Я снова фотографирую ее и отправляю фото, она делает тоже самое. Изучаем работы друг друга, беспечно улыбаясь. Но на то, самое первое, она смотрела совсем с другим выражением лица.

— Пойдем, ты обязательно должна увидеть площадь Театр, — я снова взял ее за руку и потянул за собой.

— Да, я знаю. Я читала. Даже не мечтала попасть туда, — восторженно щебечет Мелания, пока мы блуждаем между старинных домов и построек, приближаясь к центральной площади, где сохранилась архитектура 18 века. — Здесь писали свои работы Пикассо, Дали и Утрилло, — просвещает меня Мелания.

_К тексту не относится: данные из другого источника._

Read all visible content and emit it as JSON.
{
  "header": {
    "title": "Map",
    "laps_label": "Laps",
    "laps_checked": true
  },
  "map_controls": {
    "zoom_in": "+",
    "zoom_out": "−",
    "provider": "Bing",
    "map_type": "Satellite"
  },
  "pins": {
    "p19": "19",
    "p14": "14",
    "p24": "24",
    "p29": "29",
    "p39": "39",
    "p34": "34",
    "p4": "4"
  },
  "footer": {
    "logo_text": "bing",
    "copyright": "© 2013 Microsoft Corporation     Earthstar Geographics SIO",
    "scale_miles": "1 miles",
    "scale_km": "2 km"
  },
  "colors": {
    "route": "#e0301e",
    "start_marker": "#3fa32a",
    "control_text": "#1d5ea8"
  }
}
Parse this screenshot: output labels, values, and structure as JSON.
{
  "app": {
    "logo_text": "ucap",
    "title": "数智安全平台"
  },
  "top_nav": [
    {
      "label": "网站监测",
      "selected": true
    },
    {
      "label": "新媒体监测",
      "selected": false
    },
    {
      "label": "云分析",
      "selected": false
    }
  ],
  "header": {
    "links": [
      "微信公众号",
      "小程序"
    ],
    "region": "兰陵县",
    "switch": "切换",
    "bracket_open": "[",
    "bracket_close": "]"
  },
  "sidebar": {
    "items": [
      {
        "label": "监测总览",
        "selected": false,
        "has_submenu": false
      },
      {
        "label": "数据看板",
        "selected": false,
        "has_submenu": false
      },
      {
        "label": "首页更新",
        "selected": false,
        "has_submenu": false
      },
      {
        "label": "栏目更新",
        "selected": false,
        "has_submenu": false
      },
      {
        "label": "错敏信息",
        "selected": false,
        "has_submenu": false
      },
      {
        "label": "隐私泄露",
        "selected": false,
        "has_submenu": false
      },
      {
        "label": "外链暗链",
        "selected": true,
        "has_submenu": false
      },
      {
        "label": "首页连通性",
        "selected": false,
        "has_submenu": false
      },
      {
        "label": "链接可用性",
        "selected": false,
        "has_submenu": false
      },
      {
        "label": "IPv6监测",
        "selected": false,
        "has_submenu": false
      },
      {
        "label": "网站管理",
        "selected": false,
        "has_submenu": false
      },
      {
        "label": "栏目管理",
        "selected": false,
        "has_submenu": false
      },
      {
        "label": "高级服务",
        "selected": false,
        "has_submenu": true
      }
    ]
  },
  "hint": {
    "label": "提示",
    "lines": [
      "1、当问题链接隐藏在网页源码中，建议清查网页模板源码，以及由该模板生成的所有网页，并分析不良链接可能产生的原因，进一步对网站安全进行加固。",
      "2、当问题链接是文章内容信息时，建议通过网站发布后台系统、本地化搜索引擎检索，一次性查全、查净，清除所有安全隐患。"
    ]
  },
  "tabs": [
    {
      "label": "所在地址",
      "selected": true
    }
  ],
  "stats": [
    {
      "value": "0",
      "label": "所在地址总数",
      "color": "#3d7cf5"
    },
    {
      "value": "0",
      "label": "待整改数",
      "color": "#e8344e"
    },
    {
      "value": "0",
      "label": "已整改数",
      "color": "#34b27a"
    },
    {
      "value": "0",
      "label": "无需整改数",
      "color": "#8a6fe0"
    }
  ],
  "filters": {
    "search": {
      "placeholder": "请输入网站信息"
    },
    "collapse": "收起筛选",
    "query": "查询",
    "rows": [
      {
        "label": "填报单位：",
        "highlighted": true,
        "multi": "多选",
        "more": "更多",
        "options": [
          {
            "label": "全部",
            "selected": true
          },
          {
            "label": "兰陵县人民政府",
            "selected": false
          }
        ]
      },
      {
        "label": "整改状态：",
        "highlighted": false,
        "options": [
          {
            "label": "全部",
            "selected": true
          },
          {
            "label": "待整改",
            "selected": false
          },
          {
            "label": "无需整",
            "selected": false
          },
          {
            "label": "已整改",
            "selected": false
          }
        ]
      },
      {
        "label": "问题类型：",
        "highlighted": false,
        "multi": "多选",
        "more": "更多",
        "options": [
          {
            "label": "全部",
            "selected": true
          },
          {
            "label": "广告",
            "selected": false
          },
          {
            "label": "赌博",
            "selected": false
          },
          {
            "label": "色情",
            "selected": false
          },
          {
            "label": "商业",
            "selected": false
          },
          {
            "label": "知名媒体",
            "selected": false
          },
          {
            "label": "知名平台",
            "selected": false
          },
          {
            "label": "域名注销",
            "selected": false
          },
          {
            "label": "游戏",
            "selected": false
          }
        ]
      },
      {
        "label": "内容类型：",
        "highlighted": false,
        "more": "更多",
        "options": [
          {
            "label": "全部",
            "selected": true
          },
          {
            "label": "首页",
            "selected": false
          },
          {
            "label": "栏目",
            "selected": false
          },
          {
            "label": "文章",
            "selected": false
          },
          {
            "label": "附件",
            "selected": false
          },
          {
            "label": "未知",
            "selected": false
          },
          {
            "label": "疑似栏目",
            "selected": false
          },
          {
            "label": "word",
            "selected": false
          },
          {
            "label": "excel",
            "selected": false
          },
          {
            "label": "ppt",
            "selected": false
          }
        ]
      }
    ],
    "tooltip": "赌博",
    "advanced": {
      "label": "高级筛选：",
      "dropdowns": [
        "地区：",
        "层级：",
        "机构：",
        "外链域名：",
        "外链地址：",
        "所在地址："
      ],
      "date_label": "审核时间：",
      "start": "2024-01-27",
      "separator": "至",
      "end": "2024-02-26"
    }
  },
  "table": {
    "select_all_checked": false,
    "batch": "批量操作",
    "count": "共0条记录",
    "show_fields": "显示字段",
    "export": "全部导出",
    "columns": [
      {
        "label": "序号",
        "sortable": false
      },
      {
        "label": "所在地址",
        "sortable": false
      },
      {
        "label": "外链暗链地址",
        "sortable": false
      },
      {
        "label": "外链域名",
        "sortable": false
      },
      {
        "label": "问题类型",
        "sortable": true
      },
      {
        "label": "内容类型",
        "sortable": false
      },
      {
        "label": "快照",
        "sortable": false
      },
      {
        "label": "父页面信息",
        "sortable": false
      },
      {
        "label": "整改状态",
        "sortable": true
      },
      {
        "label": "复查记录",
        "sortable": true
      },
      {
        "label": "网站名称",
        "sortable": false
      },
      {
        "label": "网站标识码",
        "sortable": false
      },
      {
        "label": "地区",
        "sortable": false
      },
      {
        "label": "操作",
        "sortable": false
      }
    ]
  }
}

— И Тулуз-Лотрека, — с непроницаемым видом добавляю я. Она даже замедляет шаг, удивленно глядя на меня. — Именно он прославил Мулен-Руж, — поясняю снисходительно.

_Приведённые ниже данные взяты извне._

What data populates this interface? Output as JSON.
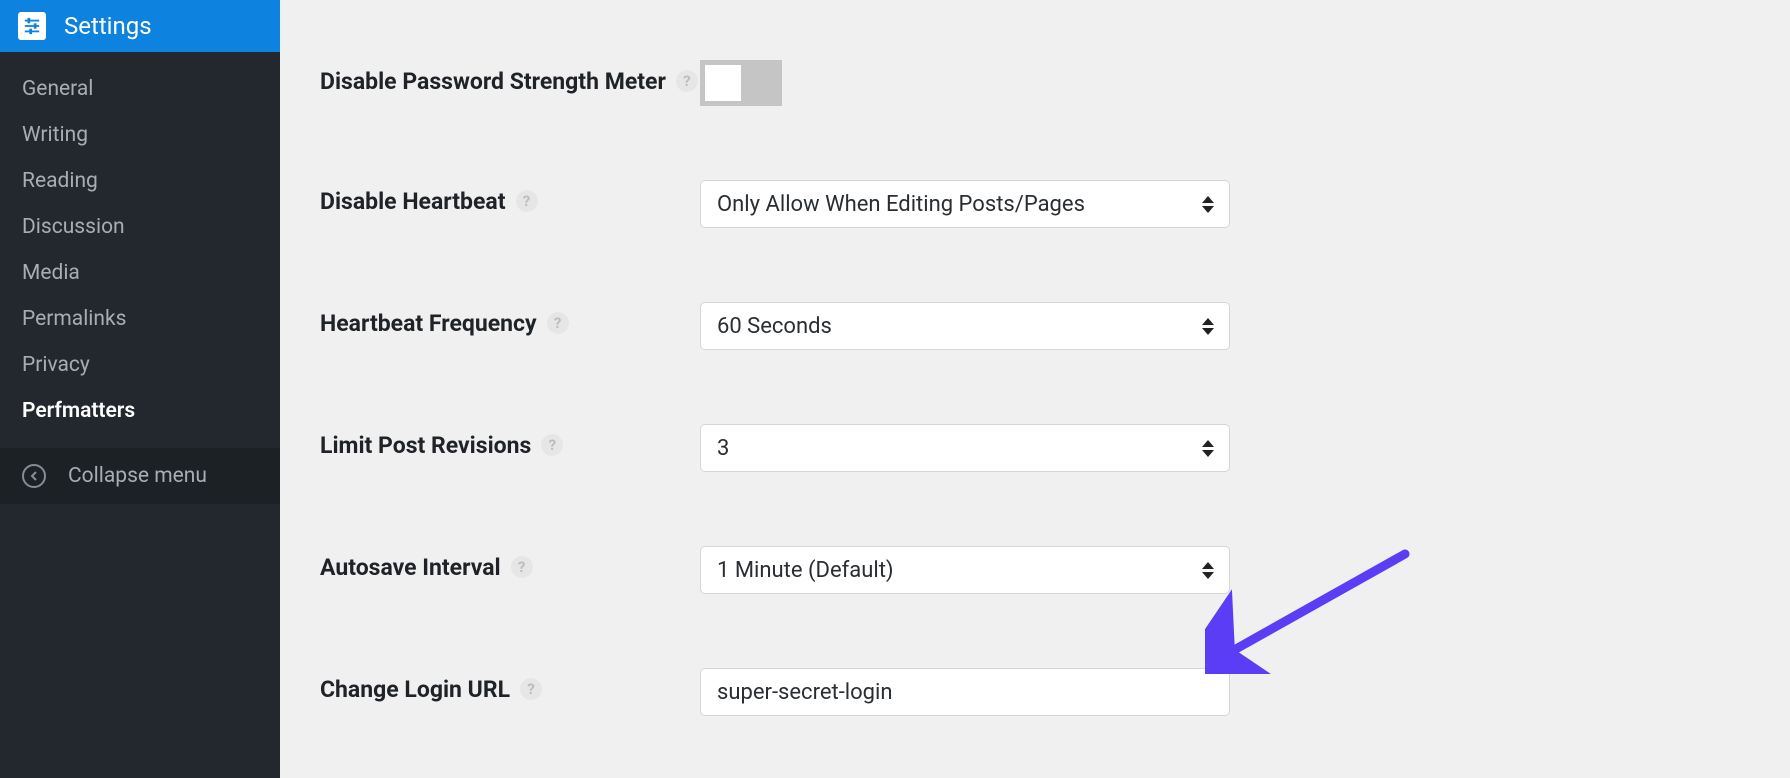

— Ты разбираешься в живописи? — спрашивает Мэл, даже не пытаясь скрыть своего недоумения.

— Готов поспорить, что знаю больше художников, чем ты, Лана.

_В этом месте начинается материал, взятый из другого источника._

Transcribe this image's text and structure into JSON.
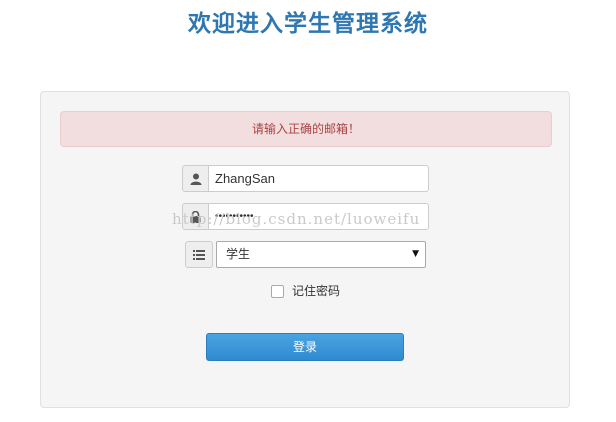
{
  "page": {
    "title": "欢迎进入学生管理系统"
  },
  "alert": {
    "message": "请输入正确的邮箱！"
  },
  "form": {
    "username_value": "ZhangSan",
    "password_mask": "•••••••••••",
    "role_selected": "学生",
    "remember_label": "记住密码",
    "remember_checked": false,
    "login_label": "登录"
  },
  "watermark": {
    "text": "http://blog.csdn.net/luoweifu"
  },
  "icons": {
    "user": "user-icon",
    "lock": "lock-icon",
    "list": "list-icon",
    "dropdown": "caret-down-icon"
  },
  "colors": {
    "title": "#2e77b0",
    "alert_bg": "#f2dede",
    "alert_text": "#a94442",
    "button": "#3a96d8"
  }
}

— Ну уж нет. Здесь ты меня не переспоришь, — самоуверенно заявляет Мэл.

— Выбирай предмет спора, — подлавливаю ее на слове.

— Ты проиграешь, Джаред, — Мелания смеется и качает головой.

— Хорошо. Буду рад выполнить любое твоё желание, крошка.

— Отлично. Любое желание, — кивает она. — Я начинаю. Бернар Эмиль.

— Жан Беро, — подхватываю я. Она снисходительно ухмыляется.

— Ван Гог.

— Жорж Брак.

— Хмм, а ты хорош, — с уважением кивает, глядя на меня, вся ее ирония постепенно улетучивается. — Сюзанна Валадон.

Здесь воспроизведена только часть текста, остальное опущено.